Science & Technology (Commonwealth Union) – Researchers have shown a method that could pave the way for gene therapies with fewer side effects, researchers successfully altered several types of human cells using protein nanoparticles developed at the University of Michigan Engineering and Michigan Medicine.
Gene therapy has shown remarkable success in treating blood-related disorders such as sickle cell disease and leukemia. However, many current approaches rely on viruses to deliver therapeutic genes, which can lead to unintended consequences including secondary cancers or excessive immune responses. The research team hopes that protein nanoparticles will provide a safer alternative for delivering gene-based treatments.
As a proof-of-concept, the scientists used the nanoparticles to modify different human cell types. Liver cancer cells, kidney cells and immune cells were engineered to emit a green glow after receiving genes that produce green fluorescent protein. Once the cells absorbed and broke down the nanoparticles, the DNA or messenger RNA contained within them was released, enabling the cells to activate the newly introduced genes.
According to Joerg Lahann, Wolfgang Pauli Collegiate Professor of Chemical Engineering, director of the U-M Biointerfaces Institute and the study’s corresponding author published in Advanced Materials, many diseases arise when a single mutation causes a protein to be absent or malfunction. In such cases, introducing a functional gene could potentially correct the problem.
“Typically, this is done with viruses, but the viruses can be toxic and activate the immune cells. So there has been a push in the field to replace virus-based gene editing strategies.”
The National Institutes of Health backed the study to seek out alternatives.

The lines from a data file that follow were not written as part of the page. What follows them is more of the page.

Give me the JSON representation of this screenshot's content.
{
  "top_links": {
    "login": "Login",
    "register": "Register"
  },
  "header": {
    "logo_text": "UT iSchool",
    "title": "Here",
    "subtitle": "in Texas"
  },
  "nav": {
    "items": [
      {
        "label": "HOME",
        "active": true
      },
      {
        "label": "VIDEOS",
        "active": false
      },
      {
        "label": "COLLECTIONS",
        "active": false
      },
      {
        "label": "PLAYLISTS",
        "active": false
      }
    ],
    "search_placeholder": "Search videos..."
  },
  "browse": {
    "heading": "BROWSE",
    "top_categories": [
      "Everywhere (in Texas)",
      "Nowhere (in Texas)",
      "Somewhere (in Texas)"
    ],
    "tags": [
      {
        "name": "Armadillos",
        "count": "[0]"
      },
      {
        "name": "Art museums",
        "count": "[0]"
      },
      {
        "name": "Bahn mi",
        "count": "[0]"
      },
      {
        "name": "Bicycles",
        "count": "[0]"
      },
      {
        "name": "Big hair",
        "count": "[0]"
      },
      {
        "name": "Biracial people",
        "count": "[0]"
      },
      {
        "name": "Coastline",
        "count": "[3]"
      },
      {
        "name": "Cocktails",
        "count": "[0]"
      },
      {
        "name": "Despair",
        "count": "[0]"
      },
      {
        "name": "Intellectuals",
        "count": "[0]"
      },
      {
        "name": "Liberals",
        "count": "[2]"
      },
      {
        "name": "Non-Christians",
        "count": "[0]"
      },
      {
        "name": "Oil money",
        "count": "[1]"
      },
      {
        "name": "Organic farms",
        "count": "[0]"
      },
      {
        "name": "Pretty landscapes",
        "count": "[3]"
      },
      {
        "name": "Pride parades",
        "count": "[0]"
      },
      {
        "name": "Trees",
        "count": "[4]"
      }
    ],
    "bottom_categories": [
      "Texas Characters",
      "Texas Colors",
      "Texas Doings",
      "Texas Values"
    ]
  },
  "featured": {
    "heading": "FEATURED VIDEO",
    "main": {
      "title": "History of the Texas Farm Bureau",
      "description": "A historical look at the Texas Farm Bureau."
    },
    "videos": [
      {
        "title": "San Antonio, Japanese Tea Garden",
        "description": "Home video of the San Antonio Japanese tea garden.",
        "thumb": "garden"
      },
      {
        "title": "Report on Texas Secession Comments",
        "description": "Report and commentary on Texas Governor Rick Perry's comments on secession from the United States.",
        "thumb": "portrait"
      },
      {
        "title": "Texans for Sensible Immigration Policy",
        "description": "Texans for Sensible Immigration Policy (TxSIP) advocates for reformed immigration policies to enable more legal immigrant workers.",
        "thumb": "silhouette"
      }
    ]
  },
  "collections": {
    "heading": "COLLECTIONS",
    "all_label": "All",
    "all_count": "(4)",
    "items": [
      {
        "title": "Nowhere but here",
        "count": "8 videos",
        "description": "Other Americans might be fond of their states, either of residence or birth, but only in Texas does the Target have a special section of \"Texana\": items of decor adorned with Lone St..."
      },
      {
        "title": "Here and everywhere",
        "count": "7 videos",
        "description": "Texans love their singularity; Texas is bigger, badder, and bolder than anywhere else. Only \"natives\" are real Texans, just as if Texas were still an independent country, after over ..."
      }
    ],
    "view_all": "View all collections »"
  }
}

Gene editing has already become a key element of several treatments approved by the U.S. Food and Drug Administration for conditions such as blood and bone marrow cancers, sickle cell disease and beta-thalassemia.
Doctors take immune cells or blood-forming stem cells from patients and change them using a genetically modified version of the Human Immunodeficiency Virus (HIV). This virus naturally mixes its genetic material with immune cells. Scientists change the virus so that it sends helpful genes instead. For example, these genes can make it easier for the blood to carry oxygen or help immune cells find and kill cancer cells. Then, the modified cells are put back into the patient.
About 80% of adults and children who get CAR T-cell therapy, a common treatment, have their cancer go away completely. Gene-editing therapies work for about 88% of people with sickle cell disease and 89% of people with beta-thalassemia.
However, a small number of cancer patients later develop a second immune-cell cancer, and some people treated for sickle cell disease have also developed blood cancers. Research indicates these secondary cancers may occur when the modified virus disrupts tumour-suppressing genes as it inserts its genetic material into the genome.
Other viruses approved by the U.S. Food and Drug Administration are injected directly into the body to treat illnesses such as skin cancer, congenital blindness and spinal muscular atrophy. Yet these viral treatments can sometimes trigger infections or severe immune reactions.
Scientists believe the newly developed nanoparticles could reduce these risks. Their ring-shaped plasmid DNA or RNA remains separate from the patient’s genome, meaning it does not interrupt or damage existing genes. In addition, the protein-based outer shell of these nanoparticles may prove safer than currently used lipid nanoparticles, which in some cases can lead to inflammation, fever and liver injury.
The nanoparticles are produced using a printing method known as electrohydrodynamic (EHD) jetting. In this process, proteins are first combined with DNA or RNA in water and loaded into a syringe positioned above an aluminum plate. An electric field is then applied, propelling the charged mixture of protein, genetic material, and water out of the syringe at high velocity.